Practices fear protecting the risk of staff names in patient records

Practices are concerned about the safeguard risk posed by including staff names in patient records, as automatic access is due to be activated this month.

However, the practices have been told by a general practice expert that information – including names of staff – can be redacted if there is a risk of harm to team members.

Automatic access to records must now take place by November 30, according to a new target date set by NHS England after supplier delays when bringing capacity into service because of the concerns expressed by the practices.

But questions remain about the implications of these changes for safeguarding, including for staff members.

Dr Ralph Sullivan, a retired general practitioner and former chair of the health informatics group at RCGP, speaking on a personal basis, said he knew some colleagues who were concerned.

“I know GPs who are very concerned about this. It is mainly the risk of safeguarding when it comes to the names of health care workers or social care professionals,” he added.

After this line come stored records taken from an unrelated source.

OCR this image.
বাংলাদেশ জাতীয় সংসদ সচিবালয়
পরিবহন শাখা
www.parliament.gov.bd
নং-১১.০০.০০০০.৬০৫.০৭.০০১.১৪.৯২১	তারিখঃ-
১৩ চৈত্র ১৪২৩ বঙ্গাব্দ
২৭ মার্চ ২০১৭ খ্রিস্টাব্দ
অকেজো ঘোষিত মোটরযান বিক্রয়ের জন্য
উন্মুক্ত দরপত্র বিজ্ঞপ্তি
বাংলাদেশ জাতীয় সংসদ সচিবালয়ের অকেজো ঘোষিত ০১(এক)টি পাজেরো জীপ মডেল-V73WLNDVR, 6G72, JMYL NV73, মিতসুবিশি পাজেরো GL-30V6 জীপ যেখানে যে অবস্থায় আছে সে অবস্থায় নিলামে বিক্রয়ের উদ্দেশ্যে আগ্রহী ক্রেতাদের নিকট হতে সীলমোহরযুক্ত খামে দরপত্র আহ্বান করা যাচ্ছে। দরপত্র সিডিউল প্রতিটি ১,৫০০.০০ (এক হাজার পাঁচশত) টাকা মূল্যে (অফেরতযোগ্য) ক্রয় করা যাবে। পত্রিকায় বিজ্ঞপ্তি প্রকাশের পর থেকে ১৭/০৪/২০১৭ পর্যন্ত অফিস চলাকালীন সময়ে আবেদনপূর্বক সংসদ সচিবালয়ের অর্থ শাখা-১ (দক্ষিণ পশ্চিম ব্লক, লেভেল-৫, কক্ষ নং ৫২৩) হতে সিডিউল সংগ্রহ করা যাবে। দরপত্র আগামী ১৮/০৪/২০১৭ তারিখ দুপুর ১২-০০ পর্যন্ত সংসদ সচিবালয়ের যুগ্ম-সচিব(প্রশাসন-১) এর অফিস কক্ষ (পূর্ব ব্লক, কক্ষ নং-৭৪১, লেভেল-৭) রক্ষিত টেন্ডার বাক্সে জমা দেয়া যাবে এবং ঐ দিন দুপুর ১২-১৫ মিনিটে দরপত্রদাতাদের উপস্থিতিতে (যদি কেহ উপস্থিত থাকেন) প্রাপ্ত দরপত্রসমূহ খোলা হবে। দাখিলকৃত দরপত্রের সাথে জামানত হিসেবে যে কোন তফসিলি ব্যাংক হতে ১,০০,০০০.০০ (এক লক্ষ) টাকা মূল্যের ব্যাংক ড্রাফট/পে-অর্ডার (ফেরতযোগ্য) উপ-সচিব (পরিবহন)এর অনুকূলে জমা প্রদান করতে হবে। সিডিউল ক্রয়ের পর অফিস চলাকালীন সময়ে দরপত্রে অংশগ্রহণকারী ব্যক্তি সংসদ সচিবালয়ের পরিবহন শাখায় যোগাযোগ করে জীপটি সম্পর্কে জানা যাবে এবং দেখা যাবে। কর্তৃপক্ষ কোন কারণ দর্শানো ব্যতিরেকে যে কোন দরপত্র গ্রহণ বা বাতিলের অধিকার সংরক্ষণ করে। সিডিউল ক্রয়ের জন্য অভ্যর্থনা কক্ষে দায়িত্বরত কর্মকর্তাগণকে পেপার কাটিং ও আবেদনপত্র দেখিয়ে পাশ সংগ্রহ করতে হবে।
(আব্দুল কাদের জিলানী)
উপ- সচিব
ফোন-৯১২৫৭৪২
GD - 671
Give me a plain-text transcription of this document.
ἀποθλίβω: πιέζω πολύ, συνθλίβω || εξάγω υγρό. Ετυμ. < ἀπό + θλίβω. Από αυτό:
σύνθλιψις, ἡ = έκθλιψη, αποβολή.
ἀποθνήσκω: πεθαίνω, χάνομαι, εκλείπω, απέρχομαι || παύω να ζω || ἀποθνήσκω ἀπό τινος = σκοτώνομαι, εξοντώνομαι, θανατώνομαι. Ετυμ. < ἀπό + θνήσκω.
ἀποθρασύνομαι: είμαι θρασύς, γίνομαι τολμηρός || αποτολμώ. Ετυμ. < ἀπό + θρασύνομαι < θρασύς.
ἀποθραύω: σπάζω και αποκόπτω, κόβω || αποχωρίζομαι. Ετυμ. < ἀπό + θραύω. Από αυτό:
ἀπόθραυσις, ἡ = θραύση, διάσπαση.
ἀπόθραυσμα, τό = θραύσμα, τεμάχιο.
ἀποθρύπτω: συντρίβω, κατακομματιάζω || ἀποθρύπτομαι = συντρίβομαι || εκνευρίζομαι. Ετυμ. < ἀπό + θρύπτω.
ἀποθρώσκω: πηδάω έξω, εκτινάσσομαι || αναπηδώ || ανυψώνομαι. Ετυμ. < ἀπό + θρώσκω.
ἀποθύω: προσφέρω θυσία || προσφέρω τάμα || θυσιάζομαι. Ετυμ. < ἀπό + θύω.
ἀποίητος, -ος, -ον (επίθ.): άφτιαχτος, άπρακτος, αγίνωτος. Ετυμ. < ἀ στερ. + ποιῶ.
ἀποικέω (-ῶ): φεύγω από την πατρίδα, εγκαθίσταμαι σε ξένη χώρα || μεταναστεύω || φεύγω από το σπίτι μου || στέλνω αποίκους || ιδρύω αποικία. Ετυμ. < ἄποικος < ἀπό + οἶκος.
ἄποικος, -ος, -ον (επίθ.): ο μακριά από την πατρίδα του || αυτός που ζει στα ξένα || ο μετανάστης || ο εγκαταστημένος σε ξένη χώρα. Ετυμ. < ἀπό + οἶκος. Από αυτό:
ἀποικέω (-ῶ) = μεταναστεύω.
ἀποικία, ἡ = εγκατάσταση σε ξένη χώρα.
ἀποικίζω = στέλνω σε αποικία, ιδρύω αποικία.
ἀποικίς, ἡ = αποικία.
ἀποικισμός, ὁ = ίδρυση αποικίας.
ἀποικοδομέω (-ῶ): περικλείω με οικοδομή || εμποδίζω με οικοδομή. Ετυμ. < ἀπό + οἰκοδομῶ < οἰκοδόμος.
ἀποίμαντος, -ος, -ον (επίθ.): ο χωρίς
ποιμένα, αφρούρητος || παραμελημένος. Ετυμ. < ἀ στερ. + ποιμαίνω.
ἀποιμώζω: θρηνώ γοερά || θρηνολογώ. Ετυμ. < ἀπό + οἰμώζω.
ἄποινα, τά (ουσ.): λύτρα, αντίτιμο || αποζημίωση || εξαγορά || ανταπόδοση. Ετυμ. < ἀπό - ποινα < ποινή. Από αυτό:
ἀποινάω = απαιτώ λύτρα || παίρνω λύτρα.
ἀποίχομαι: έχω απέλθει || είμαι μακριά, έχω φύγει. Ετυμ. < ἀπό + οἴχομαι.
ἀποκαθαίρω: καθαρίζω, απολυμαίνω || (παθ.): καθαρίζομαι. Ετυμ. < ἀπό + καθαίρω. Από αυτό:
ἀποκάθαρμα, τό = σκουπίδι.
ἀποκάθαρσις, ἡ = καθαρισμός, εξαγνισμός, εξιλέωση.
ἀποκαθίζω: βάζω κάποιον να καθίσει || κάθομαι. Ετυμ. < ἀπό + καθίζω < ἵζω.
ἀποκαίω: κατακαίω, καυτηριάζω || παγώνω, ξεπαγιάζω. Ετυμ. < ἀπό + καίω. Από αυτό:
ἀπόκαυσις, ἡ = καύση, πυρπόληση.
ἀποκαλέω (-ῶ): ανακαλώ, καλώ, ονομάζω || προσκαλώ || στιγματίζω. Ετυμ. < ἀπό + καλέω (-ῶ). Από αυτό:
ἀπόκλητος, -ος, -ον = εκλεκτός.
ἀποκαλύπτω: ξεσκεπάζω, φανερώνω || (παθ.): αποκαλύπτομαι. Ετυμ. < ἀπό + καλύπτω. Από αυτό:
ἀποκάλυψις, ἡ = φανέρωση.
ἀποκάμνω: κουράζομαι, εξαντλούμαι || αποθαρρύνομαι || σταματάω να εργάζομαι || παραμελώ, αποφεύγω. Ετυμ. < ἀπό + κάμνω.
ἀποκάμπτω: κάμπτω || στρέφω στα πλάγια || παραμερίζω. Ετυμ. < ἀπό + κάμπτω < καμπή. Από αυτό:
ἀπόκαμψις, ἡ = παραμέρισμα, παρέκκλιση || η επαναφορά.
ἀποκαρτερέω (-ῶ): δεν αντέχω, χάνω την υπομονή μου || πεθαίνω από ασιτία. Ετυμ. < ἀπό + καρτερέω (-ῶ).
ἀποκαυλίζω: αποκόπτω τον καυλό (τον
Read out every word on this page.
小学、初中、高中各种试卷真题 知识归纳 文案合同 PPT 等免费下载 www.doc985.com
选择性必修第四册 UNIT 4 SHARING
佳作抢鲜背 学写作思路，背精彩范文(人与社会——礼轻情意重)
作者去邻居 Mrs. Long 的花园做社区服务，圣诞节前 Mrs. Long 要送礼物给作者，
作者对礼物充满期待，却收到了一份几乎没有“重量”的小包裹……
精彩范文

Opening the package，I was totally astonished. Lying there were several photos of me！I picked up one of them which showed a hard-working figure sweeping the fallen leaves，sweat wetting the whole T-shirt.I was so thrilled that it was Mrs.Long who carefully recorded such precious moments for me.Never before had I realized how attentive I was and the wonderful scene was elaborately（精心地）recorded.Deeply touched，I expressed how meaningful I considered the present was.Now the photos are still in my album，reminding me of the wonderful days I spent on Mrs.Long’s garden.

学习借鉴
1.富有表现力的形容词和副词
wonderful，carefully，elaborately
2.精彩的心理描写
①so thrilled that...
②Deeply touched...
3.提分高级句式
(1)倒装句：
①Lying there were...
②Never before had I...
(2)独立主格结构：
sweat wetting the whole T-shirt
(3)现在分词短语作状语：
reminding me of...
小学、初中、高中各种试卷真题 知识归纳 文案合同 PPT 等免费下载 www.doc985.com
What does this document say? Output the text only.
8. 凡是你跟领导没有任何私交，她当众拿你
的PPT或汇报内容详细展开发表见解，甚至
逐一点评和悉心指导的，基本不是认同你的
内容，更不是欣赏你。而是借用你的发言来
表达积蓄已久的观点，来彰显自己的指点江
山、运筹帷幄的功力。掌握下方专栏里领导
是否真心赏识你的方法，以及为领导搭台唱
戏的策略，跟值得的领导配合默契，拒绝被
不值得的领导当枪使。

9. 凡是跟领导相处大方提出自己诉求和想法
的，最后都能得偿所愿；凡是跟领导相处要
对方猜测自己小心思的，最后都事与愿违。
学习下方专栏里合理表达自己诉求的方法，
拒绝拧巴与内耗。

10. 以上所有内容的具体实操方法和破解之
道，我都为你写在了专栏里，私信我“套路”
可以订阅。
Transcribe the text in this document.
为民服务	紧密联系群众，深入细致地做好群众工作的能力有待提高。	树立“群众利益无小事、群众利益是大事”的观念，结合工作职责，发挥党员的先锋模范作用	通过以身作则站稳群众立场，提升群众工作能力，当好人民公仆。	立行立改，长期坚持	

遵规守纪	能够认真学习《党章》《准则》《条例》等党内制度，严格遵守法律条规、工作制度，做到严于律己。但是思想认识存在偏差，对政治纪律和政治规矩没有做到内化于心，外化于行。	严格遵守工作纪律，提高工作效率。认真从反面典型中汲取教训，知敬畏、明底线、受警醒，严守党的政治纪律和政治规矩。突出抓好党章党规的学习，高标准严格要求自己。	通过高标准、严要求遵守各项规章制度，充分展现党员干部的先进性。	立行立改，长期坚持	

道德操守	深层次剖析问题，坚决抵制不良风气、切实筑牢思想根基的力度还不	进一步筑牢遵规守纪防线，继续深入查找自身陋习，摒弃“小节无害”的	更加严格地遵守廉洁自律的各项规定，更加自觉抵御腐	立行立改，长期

He explained that it would be possible to redact records that included staff names in the case of a patient with a history of aggression and if there was a significant risk of harm to practice staff.

“If you knew, or had good reason to suspect, that someone who wrote something in the chart would be at risk because the patient might read it, then you could redact it,” Dr. Sullivan said.

“I don’t think anyone has ever tested this in law. But that would be my advice.

But, in principle, the practice should remove the entire consultation or action from the record, not just the name, according to Dr. Sullivan.

“In principle, I think you should redact the whole document, the whole consultation, or a standalone reading/SNOMED code with the name of the staff attached,” he said.

In practice, it will depend on the computer system used by the practice to know how to proceed.

Save justification

Firms that redact records on the basis of personnel protection should justify their decision in order to enforce it from a medico-legal perspective, advises Dr. Sullivan. They should also include the reasons for deleting the recording in the notes, and then redact that recording as well.

The reason for the change would be on the basis of preventing harm to someone, and not because the information is confidential, Dr. Sullivan said.

“Patients have a right to know who cared for them and what they said and did, so the information should generally be in the public domain,” he added.

However, patients may still be able to guess that their record has been redacted.

“The idea of ​​redaction is that it’s supposed to be invisible, so there would be no positive indication of redaction for the patient,” Dr. Sullivan said.

“But they might assume something was redacted if you went to see your nurse practitioner and you wait a week and there’s no consultation record.”

The The RCGP attacked access to files says the practices could go further and completely deny access to online records.

It says: “Access should only be denied where there is a clear risk of serious harm to the safety of the patient or members of the practice team, or to the privacy of a third party.

“It may be possible to give them access to a reduced part of the file, such as the summary care file, or to restrict access to appointments and repeat prescriptions.”

It adds: “Access to records should only be denied or restricted after discussion with those responsible for the practice of online services and safeguarding GPs, or after seeking further professional advice from an appropriate local agency. or a national medical compensation organization.”

“Difficult process”

In situations where safeguarding concerns have not previously been reported, there is always concern that patients may react poorly to information presented in their chart.

“People in practices are used to talking to patients, but they can still be upset by what they say,” Dr. Sullivan said. “I know of instances where something was put in a folder that was not meant to offend or upset, but did.”

He added: “We had a major complaint about something that was written in the notes – it was true, but the patient didn’t take it very well. And sometimes it’s not the patient, but the patient’s relatives or a partner who gets upset the most.

Managing partner of Alnwick Medical Group in Northumberland, Tony Brown, said gaining access to records was ‘a difficult process’ as it leads to many questions from patients.

“Two weeks ago a patient accused me of illegal behavior because he had a medication review on his file and denied any knowledge of what was going on. The patient accused me of making things up to fraudulently claim goals and funding,” he said.

“Turns out they didn’t remember the flu session I had held at a remote community center where I also had a team of social prescribers engaging with patients and two members of my team performing the very light distribution review of the use of Medicines to complement our annual program of quality of dispensing services.’

The BMA has previously expressed concerns on the security of implementing automatic access to patient records and has multiple times asked for a break on deployment.

GPC England vice-chairman at the BMA, Dr David Wrigley, said Management in practice there were “growing concerns” that the practices of drafting software are supposed to use to review records “are not fit for purpose”.

He added: “This is another example of how poorly thought out this scheme is, and we urge NHS England and NHS Digital to address this urgently, not just for the good of practice, but also to their patients.”

Earlier this week it was revealed that practices that deny automatic access to all of their patients will not be in breach of their contractas long as they manually offer access to each individual patient.